Nach 3 Stunden (!!!) kam ich endlich dran. Als die junge Ärztin dann sagt: "Och, wenn wir schon Blut abgenommen hätten, dann hätten wir ja jetzt schon Ergebnisse!", musste ich kurz durchschnaufen um der armen Frau nichts falsches zu antworten. Schließlich kann sie für diesen Personalmangel auch nichts! Sie nahm mir Blut ab und dann konnte ich endlich nach Hause gehen. 3 Stunden später sollte ich mich Zwecks der Ergebnisse telefonisch melden.

Ich saß also 3 Stunden nur wegen einer Blutentnahme rum und war nach diesen insgesamt 5 Stunden Klinikaufenthalt fix und fertig! Nun noch 45 Minuten wieder heimfahren und dort legte ich mich erst einmal hin!

Später rief ich dann in der Klinik an und erfuhr, dass mein TSH-Wert schon um die Hälfte in den 4 Tagen mit der höheren Tablette gesunken ist. Heureka! Es scheint endlich mal etwas zu geschehen! Mit den weiteren Werten sollte ich mich wieder bei meinem Arzt melden und das weitere Vorgehen besprechen. Dies tat ich dann auch am nächsten Tag und er freute sich ebenfalls sehr, dass mit dem Baby alles in Ordnung ist und veranlasste die nächste Blutentnahme in 10 Tagen, so dass wir eine zeitnahe Überprüfung der Schilddrüse haben und sehen können ob sich die Werte nun wirklich normalisieren.

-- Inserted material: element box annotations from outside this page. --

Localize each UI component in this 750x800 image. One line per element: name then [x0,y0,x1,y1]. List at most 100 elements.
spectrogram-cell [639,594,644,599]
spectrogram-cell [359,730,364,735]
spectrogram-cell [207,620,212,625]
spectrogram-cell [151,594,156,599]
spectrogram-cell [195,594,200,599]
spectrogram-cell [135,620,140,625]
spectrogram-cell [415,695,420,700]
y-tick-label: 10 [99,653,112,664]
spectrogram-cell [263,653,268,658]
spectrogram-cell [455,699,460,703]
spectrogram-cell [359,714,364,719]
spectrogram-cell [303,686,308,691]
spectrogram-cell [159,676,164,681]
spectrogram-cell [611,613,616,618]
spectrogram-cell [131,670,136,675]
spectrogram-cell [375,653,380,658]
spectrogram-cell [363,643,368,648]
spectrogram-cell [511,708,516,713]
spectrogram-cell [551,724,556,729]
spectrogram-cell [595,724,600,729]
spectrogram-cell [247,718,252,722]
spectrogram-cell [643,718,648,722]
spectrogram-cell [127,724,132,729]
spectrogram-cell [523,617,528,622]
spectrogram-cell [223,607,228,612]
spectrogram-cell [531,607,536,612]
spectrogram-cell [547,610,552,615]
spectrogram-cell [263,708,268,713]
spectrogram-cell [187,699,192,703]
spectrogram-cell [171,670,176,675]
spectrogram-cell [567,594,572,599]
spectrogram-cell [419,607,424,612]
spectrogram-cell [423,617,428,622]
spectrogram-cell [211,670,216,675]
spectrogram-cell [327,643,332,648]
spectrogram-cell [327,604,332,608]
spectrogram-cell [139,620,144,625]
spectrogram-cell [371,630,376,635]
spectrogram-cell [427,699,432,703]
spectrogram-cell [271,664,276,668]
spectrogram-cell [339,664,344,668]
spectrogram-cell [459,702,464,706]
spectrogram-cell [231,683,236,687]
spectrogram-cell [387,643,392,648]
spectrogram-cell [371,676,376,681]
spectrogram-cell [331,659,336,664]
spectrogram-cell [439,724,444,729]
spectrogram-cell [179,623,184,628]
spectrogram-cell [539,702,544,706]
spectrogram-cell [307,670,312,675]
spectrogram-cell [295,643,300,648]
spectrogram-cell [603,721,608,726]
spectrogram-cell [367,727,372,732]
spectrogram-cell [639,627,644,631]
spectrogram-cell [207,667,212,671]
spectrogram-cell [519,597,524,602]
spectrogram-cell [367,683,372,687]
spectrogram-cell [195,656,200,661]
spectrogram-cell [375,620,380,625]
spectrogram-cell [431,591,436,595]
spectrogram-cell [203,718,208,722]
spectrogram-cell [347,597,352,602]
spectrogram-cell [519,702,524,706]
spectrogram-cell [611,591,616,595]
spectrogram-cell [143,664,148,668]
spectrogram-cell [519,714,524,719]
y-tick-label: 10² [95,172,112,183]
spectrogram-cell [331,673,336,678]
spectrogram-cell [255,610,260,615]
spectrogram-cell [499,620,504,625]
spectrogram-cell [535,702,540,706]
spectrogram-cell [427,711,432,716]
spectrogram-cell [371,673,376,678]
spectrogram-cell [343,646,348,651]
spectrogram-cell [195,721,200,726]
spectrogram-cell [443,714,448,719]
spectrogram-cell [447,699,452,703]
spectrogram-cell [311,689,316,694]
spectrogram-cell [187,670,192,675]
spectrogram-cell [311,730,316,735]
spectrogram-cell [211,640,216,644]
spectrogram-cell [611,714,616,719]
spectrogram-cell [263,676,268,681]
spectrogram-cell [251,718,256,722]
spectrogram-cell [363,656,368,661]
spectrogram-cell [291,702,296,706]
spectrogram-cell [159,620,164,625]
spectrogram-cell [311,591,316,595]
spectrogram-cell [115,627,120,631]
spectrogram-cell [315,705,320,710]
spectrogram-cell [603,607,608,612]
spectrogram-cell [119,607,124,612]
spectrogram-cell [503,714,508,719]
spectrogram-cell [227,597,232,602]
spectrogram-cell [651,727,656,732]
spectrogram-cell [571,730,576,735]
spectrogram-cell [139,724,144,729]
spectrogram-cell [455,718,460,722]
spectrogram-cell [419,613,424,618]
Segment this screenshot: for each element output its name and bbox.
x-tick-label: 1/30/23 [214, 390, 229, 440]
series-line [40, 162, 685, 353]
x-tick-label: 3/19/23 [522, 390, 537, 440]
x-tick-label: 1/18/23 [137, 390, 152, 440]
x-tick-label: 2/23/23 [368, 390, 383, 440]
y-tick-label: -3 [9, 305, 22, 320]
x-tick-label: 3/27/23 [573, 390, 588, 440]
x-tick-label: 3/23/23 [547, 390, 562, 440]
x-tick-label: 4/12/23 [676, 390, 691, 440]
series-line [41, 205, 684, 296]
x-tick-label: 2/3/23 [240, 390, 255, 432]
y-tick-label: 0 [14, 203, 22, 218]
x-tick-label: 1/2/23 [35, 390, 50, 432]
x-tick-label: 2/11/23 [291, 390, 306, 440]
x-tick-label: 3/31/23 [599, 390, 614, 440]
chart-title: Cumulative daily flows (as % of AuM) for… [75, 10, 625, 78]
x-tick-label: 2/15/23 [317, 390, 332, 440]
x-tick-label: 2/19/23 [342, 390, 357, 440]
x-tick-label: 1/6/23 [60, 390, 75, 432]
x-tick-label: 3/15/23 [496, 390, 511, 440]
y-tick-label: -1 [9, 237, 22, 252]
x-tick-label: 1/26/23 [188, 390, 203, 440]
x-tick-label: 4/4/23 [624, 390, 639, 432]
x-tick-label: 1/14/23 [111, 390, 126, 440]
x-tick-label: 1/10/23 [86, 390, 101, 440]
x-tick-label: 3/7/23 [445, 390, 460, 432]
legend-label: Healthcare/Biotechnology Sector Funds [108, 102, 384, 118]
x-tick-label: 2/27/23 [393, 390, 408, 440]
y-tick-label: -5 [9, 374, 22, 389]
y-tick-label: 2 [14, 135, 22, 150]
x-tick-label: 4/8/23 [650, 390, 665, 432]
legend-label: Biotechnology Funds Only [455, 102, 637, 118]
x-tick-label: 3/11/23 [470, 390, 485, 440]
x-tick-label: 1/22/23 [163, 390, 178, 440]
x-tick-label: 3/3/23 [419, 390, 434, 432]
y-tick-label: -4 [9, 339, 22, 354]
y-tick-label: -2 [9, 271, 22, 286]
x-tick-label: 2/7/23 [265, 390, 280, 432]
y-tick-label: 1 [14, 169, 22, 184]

Ich bin wirklich sehr froh, diesen Arzt gefunden zu haben, der sich wirklich mit der Thematik auskennt und auch direkt reagiert hat. Ich bin froh, dass mein Baby von der bisherigen unausreichenden Behandlung keinen Schaden genommen hat und ich bin sehr froh, dass ich nicht in der Klinik bleiben musste.

Schwanger sein mit Hashimoto bedeutet aber nicht unbedingt soviel Aufregung und Extratermine wie ich sie nun hatte. Die Schwangerschaftshormone können dazu führen, dass auch die Schilddrüse mehr Unterstützung durch höhere Tablettendosen benötigt. Das die Schilddrüse aber komplett durcheinander gerät so wie sie es bei mir nun tut, muss nicht sein. Wichtig ist trotzdem die zeitnahe und kontinuirliche Überprüfung der Werte. Bedeutet ab Beginn der Schwangerschaft sollten die Werte zusammen mit einem Facharzt spätestens alle 4 Wochen überprüft und bewertet werden. So entwickelt sich das Kind gut und auch die Schwangere wird sich wohler und weniger müde, schlapp und abgeschlagen fühlen.